Lomax gave him an odd look, then stared thoughtfully at the highway ahead.
Before the dimwit could ask how the Pope was involved in all of this, Oslett said, “Why don’t we have the police report on the second incident?”
“Wasn’t one. No complaint. No crime victim. Just a report of the hit-and-run damage to the Explorer.”
“According to what Stillwater told the cops, our Alfie thinks he is Stillwater, or ought to be. Thinks his life was stolen from him. The poor boy’s totally over the edge, whacko, so to him it makes sense to go right back and steal the Stillwater kids because somehow he thinks they’re his kids. Jesus, what a mess.”
A highway sign indicated they would soon reach the city limits of Laguna Beach.
Oslett said, “Where are we going?”
“Ritz-Carlton Hotel in Dana Point,” Lomax replied. “You’ve got a suite there. I took the long way so you’d both have a chance to read the police report.”
“We napped on the plane. I sort of thought, once we landed, we’d get right into action.”
Lomax looked surprised. “Doing what?”
“Go to the Stillwater house for starters, have a look around, see what we can see.”
“Nothing to see. Anyway, I’m supposed to take you to the Ritz. You’re to get some sleep, be ready to go by eight in the morning.”
“Go where?”
“They expect to have a lead on Stillwater or your boy or both by morning. Someone will come to the hotel to give you a briefing at eight o’clock, and you’ve gotta be rested, ready to move. Which you should be, since it’s the Ritz.

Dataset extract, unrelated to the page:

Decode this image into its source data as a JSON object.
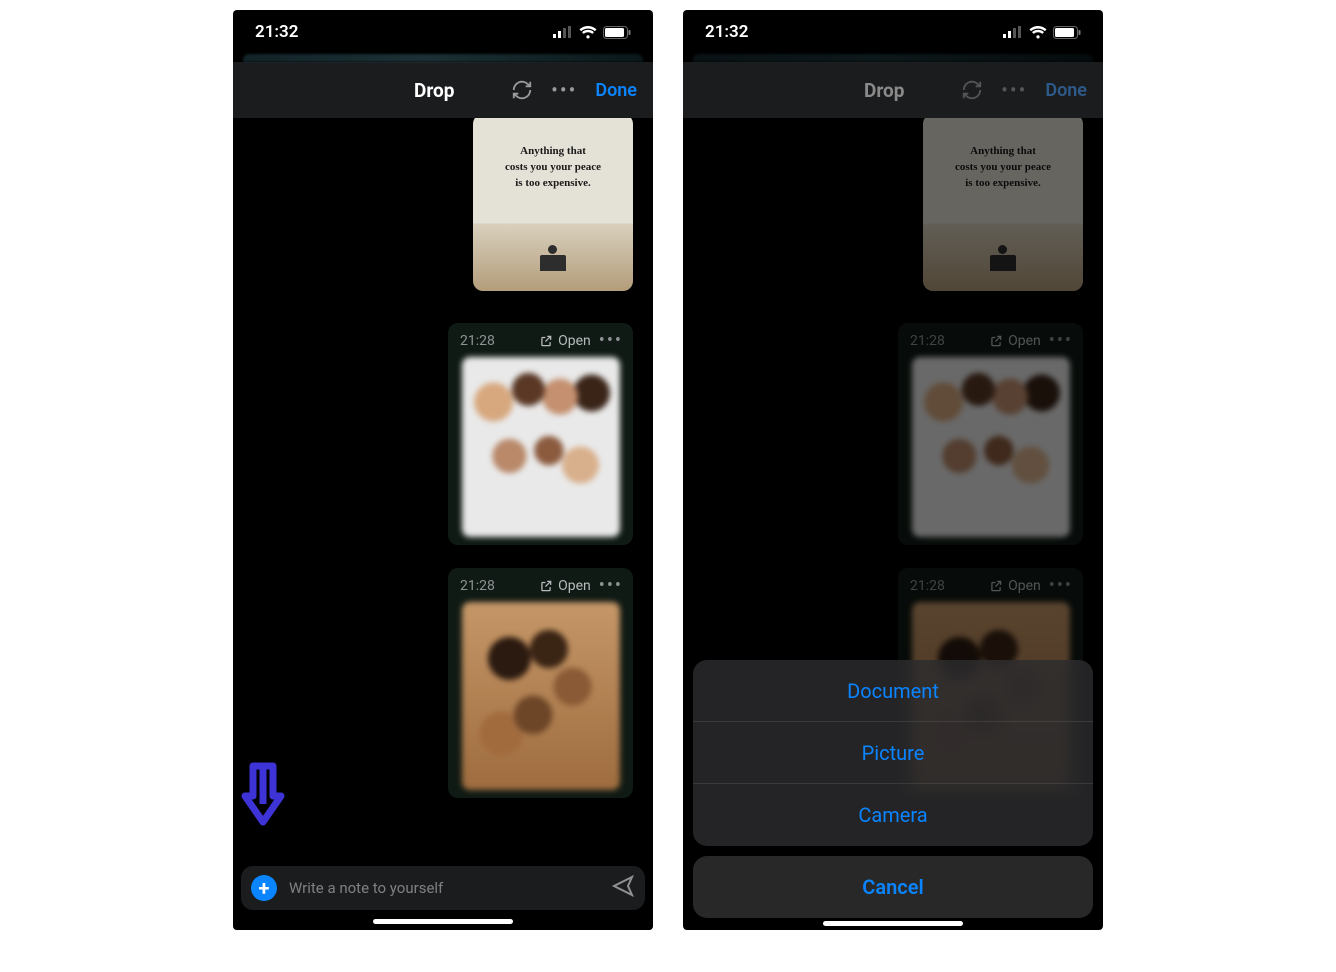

I mean, it’s a terrific hotel. Great food too. Even from room service. You can get a good, healthy breakfast, not typical greasy hotel crap. Egg-white omelets, seven-grain bread, all kinds of fresh fruit, non-fat yogurt—”

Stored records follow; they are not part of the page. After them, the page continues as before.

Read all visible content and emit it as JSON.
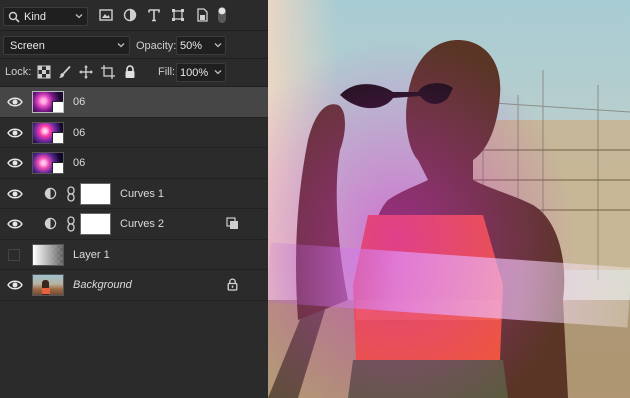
{
  "filter": {
    "kind_label": "Kind"
  },
  "blend": {
    "mode": "Screen",
    "opacity_label": "Opacity:",
    "opacity_value": "50%"
  },
  "lock": {
    "label": "Lock:",
    "fill_label": "Fill:",
    "fill_value": "100%"
  },
  "layers": [
    {
      "name": "06",
      "type": "smart-object",
      "visible": true,
      "selected": true
    },
    {
      "name": "06",
      "type": "smart-object",
      "visible": true,
      "selected": false
    },
    {
      "name": "06",
      "type": "smart-object",
      "visible": true,
      "selected": false
    },
    {
      "name": "Curves 1",
      "type": "curves-adjustment",
      "visible": true,
      "selected": false
    },
    {
      "name": "Curves 2",
      "type": "curves-adjustment",
      "visible": true,
      "selected": false,
      "badge": "clipping-icon"
    },
    {
      "name": "Layer 1",
      "type": "pixel",
      "visible": false,
      "selected": false
    },
    {
      "name": "Background",
      "type": "background",
      "visible": true,
      "selected": false,
      "badge": "lock-icon"
    }
  ],
  "colors": {
    "panel_bg": "#2b2b2b",
    "selected_row": "#464646",
    "field_bg": "#1f1f1f"
  }
}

Oslett said, “I sure hope I can get a breakfast like I have in Manhattan every morning. Alligator embryos and chicken-fried eel heads on a bed of seaweed sautéed in a garlic butter, with a double side order of calves’ brains. Ahhh, man, you never in your life feel half as pumped as you do after that breakfast.”

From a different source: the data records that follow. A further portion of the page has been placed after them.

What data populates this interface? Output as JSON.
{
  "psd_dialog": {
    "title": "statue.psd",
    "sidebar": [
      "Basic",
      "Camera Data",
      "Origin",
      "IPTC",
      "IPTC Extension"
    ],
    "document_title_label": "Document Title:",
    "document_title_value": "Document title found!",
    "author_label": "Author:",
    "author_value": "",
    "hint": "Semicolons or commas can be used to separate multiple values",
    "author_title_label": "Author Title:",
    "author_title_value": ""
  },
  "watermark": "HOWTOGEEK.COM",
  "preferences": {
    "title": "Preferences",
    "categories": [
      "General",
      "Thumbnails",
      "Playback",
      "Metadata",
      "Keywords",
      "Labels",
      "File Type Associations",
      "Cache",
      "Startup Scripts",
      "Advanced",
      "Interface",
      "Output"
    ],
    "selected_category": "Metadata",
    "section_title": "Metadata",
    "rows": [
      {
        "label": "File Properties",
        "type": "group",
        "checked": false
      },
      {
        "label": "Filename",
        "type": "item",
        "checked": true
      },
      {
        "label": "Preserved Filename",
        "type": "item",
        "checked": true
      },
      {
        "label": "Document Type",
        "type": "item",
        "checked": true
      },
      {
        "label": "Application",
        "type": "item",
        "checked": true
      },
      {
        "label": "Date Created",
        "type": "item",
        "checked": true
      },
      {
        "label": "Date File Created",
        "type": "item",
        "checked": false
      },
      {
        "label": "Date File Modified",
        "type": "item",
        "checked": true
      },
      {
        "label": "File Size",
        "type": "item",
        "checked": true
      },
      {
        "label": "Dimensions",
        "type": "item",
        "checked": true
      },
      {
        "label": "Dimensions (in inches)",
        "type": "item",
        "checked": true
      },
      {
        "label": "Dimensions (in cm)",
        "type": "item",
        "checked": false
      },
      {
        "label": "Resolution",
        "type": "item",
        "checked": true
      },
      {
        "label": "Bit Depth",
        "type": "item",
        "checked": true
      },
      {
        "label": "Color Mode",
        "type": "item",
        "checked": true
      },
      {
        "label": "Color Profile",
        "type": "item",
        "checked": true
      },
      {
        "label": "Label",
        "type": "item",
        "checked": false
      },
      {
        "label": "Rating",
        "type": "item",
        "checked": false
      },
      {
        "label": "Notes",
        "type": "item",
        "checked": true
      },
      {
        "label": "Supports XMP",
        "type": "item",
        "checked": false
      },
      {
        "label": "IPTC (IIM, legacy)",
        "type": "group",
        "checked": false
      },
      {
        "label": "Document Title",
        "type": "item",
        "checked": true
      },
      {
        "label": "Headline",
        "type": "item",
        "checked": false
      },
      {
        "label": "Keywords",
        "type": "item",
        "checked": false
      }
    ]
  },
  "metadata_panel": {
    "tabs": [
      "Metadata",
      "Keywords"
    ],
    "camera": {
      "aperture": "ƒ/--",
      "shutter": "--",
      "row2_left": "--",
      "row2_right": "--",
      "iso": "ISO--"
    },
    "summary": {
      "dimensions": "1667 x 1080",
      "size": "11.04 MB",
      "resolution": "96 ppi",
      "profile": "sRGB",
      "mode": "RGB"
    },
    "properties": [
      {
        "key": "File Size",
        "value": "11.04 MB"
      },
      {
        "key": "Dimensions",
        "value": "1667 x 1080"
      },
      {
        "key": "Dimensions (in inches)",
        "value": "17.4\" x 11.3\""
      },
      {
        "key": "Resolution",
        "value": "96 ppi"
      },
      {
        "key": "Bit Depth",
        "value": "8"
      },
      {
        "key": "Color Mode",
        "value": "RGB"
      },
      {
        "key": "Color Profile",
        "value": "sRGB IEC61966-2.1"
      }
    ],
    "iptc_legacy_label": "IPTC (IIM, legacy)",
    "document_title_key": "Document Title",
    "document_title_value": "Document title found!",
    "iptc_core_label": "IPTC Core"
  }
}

So astonished that he let the speed of the Oldsmobile fall to half of what it had been, Lomax stared at Oslett. “Well, they have gr
eat food at the Ritz but maybe not as exotic as what you can get in New York.” He looked at the street again, and the car picked up speed. “Anyway, you sure that’s healthy food? Sounds packed with cholesterol to me.”
Not a hint of irony, not a trace of humor informed Lomax’s voice. It was clear that he actually believed Oslett ate eel heads, alligator embryos, and calves’ brains for breakfast.
Reluctantly, Oslett had to face the fact that there were worse potential partners than the one he already had. Karl Clocker only looked stupid.
In Laguna Beach, December was the off season, and the streets were nearly deserted at a quarter to one on a Tuesday morning. At the three-way intersection in the heart of town, with the public beach on the right, they stopped for the red traffic signal, even though no other moving car was in sight.
Oslett thought the town was as unnervingly dead as any place in Oklahoma, and he longed for the bustle of Manhattan: the all-night rush of police vehicles and ambulances, the noir music of sirens, the endless honking of horns. Laughter, drunken voices, arguments, and the mad gibbering of the drug-blasted schizophrenic street dwellers that echoed up to his apartment even in the deepest hours of the night were sorely lacking in this somnolent burg on the edge of the winter sea.
As they continued out of Laguna, Clocker passed the Mission Viejo Police report forward from the back seat.
Oslett waited for a comment from the Trekker. When none was forthcoming, and when he could no longer tolerate the silence that filled the car and seemed to blanket the world outside, he half-turned to Clocker and said, “Well?”
“Well what?”
“What do you think?”
“Not good,” Clocker pronounced from his nest of shadows in the back seat.
“Not good? That’s all you can say? Looks like one colossal mess to me.”
“Well,” Clocker said philosophically, “into every crypto-fascist organization, a little rain must fall.”
Oslett laughed. He turned forward, glanced at the solemn Lomax, and laughed harder. “Karl, sometimes I actually think maybe you’re not a bad guy.”